SATURDAY JANUARY 25th 1pm in the Listening Room
Donations welcome
(pay what you can)
“Technology makes our lives easier” is so common a misconception it’s become slapstick—today we find ourselves ever accelerating and complicating our lives with technologies out of sync with any kind of biological, ecological, or social rhythm. However, technologies can also be used against themselves. The premise of this talk stems from a simple thought: the car is a technology but so is the speed bump. In what ways can we intentionally slow or even sabotage technology, especially in relation to distribution systems in art? We will look at several examples from visual art, music and literature to see how intentional means of delivery itself can create added meaning in an artwork. - Ben DuVall
BIO
Ben DuVall is an artist and writer based in Brooklyn, New York. His work researches history, technology and language, alternately taking the form of drawings, websites, exhibitions, texts, or sculptural objects. DuVall’s work has been exhibited at numerous galleries and museums internationally, including 50/50 Gallery; Sunview Luncheonette; Taylor University Metcalf Gallery; the CSULB Art Museum; UMOCA, Salt Lake City; Skylab Gallery and the Croatian Treasury and Mint. He has been selected for several artist residencies, including Otis College's 2017 summer residency, MASS MoCA's 2017 Studio residency and Chashama’s 2018 chaNorth Artist Residency.
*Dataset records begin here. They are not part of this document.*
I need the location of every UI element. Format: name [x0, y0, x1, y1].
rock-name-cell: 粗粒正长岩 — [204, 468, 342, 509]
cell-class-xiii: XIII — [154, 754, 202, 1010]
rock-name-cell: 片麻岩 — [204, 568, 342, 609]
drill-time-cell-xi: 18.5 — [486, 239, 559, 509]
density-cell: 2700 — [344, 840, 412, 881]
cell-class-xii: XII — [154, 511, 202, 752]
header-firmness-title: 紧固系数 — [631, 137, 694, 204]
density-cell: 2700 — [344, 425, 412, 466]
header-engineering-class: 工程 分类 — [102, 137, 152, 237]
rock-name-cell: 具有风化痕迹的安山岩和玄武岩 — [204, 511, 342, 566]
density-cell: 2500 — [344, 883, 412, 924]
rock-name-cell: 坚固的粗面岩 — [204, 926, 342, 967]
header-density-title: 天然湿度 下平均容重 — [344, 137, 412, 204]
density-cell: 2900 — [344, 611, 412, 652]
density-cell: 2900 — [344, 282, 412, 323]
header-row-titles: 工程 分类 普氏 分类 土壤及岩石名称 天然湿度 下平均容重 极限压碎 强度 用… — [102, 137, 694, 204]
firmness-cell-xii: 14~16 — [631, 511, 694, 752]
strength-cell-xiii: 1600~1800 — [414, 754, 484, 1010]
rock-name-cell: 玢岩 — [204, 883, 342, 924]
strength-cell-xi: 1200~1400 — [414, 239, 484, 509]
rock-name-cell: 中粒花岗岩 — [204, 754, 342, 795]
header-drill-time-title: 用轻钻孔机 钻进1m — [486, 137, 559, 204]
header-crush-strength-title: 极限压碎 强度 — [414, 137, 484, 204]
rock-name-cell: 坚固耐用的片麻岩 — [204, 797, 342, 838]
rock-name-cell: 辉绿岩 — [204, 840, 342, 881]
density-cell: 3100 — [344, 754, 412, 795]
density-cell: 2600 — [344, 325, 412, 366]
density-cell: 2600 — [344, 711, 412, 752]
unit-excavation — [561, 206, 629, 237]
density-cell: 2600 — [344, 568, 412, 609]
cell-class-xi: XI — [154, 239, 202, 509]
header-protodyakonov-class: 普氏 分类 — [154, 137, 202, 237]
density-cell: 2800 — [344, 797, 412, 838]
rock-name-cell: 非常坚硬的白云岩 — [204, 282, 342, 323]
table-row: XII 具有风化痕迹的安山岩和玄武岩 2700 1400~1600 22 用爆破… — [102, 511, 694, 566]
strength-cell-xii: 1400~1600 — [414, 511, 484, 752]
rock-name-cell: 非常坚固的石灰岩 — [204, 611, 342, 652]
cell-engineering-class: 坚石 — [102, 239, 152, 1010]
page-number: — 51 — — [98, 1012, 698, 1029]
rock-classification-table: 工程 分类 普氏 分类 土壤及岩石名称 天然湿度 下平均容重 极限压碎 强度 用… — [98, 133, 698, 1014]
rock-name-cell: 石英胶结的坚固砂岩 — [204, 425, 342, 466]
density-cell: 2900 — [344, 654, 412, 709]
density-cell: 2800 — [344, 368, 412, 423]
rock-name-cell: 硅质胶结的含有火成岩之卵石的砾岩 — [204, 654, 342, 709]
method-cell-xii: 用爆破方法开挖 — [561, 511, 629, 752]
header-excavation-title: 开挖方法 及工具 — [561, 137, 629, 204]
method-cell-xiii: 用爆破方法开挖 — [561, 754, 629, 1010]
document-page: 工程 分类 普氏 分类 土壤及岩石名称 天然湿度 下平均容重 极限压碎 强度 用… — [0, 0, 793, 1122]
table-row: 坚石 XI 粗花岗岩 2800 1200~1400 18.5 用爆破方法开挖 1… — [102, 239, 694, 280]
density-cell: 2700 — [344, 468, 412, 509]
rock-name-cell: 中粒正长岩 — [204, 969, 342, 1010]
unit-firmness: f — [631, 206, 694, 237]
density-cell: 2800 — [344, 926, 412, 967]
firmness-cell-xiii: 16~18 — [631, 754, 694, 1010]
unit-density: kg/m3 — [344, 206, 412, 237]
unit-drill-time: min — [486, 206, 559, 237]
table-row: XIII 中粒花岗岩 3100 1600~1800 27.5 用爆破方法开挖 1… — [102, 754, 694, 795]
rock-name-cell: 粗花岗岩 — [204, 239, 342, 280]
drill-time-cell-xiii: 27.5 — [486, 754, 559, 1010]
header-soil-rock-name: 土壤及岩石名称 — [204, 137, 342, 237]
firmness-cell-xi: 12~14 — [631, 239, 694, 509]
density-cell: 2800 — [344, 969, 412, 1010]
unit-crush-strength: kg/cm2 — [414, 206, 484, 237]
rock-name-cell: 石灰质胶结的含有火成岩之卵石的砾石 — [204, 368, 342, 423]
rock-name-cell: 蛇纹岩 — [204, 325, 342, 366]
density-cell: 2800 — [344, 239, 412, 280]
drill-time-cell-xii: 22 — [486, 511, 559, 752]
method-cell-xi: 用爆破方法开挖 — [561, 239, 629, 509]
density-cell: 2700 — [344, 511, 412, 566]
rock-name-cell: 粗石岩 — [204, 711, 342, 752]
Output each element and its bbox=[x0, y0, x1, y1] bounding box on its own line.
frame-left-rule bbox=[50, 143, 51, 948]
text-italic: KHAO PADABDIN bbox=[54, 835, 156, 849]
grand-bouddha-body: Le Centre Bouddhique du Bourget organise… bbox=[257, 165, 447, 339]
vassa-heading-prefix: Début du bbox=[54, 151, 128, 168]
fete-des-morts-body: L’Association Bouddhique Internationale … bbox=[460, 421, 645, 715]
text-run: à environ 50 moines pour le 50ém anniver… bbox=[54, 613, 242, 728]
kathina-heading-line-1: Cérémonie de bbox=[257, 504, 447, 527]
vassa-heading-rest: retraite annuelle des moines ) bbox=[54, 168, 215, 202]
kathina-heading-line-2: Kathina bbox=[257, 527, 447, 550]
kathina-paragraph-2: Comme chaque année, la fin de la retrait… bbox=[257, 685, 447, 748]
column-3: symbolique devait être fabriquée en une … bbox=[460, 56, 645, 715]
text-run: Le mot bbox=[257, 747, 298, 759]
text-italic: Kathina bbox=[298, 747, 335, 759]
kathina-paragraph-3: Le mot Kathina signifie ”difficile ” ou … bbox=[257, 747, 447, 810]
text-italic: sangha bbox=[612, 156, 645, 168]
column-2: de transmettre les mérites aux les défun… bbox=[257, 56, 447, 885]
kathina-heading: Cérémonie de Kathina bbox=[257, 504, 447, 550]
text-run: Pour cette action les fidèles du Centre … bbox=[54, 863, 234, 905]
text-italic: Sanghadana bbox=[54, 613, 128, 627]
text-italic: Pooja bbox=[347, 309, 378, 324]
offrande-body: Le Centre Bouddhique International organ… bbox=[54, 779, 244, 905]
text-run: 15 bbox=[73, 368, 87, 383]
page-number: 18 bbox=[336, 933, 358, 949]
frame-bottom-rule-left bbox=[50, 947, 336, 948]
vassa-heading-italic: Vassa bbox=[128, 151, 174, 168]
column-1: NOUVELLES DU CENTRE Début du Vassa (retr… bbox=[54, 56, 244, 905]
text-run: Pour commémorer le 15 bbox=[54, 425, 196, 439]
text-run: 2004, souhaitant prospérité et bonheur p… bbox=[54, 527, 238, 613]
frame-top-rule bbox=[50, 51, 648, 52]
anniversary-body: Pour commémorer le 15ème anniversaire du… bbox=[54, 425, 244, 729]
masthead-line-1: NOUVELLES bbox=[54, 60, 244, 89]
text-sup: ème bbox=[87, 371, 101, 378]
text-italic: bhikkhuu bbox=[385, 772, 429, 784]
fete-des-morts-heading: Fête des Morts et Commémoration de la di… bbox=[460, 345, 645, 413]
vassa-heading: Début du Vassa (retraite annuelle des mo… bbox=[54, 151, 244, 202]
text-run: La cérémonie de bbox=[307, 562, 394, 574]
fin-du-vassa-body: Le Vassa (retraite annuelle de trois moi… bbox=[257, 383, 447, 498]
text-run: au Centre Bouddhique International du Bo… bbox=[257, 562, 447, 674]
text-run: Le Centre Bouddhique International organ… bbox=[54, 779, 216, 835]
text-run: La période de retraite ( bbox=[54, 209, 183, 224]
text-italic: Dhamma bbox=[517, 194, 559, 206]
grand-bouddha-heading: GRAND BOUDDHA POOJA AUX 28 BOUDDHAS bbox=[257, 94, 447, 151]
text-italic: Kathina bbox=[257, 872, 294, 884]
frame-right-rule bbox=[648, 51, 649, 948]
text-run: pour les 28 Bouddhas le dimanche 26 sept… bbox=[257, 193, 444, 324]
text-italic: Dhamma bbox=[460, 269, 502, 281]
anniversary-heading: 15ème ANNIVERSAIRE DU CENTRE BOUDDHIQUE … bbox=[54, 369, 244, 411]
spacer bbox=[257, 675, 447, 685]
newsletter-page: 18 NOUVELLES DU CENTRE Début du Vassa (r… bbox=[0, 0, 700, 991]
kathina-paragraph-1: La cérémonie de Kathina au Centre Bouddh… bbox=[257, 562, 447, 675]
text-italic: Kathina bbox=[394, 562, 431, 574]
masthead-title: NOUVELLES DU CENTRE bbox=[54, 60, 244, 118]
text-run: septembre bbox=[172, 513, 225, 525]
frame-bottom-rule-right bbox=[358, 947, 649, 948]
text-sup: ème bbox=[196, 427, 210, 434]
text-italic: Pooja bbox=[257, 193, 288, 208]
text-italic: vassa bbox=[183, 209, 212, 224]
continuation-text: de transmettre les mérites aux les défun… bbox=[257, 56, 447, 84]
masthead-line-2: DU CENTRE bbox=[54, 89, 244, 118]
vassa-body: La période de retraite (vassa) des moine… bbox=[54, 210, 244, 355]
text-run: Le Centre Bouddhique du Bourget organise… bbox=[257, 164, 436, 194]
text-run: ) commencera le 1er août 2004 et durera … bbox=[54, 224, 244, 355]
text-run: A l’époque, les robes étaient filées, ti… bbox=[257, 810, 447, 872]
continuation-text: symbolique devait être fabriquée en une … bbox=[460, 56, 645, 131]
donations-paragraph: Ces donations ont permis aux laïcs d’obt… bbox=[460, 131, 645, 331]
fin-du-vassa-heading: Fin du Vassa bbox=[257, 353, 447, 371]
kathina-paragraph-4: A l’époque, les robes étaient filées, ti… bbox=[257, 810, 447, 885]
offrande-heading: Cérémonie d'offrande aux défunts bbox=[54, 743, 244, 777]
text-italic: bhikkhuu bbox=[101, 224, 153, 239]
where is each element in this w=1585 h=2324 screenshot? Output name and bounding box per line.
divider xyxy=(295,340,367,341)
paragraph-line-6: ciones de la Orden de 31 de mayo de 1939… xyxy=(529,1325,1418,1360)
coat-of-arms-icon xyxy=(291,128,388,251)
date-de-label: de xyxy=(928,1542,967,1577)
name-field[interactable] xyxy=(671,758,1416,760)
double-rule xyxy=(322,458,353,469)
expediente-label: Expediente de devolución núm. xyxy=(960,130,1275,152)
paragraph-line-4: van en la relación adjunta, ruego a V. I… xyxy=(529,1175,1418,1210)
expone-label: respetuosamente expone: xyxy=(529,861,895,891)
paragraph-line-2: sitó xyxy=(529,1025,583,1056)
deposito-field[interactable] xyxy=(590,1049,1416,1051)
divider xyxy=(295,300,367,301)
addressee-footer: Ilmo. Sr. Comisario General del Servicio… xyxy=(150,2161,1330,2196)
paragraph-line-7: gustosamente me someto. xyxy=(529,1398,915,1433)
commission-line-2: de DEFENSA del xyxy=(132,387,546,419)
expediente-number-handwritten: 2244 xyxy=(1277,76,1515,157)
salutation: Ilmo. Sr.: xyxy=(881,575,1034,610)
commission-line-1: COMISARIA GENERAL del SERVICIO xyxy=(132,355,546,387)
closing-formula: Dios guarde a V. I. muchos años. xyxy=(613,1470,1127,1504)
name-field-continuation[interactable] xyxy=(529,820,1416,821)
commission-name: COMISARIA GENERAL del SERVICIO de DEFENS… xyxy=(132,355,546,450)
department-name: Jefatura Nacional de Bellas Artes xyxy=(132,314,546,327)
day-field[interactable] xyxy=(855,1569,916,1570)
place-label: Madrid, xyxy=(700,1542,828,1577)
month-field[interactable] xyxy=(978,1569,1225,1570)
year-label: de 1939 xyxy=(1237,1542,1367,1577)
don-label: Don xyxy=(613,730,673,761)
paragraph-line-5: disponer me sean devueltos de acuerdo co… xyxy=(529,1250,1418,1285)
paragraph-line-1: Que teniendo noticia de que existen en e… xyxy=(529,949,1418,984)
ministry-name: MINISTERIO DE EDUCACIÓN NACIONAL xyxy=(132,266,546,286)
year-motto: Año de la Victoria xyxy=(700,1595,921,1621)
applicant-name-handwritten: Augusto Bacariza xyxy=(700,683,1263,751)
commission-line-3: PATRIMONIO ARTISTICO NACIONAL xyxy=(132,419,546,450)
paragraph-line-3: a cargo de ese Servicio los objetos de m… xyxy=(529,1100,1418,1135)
As a member of the exhibition-making collective Darling Green, he recently curated the exhibition Double Negative, at ChaShaMa 320 W 23rd St.
DuVall is the author of New Modernism(s), a reformulation of Learning From Las Vegas for the digital age, which had been included in several undergraduate and graduate art and design curriculums, and has contributed essays to publications for the Queens Museum, Formist Editions, Amalgam Journal and Ugly Duckling Presse. He has taught at the New School and Barnard College.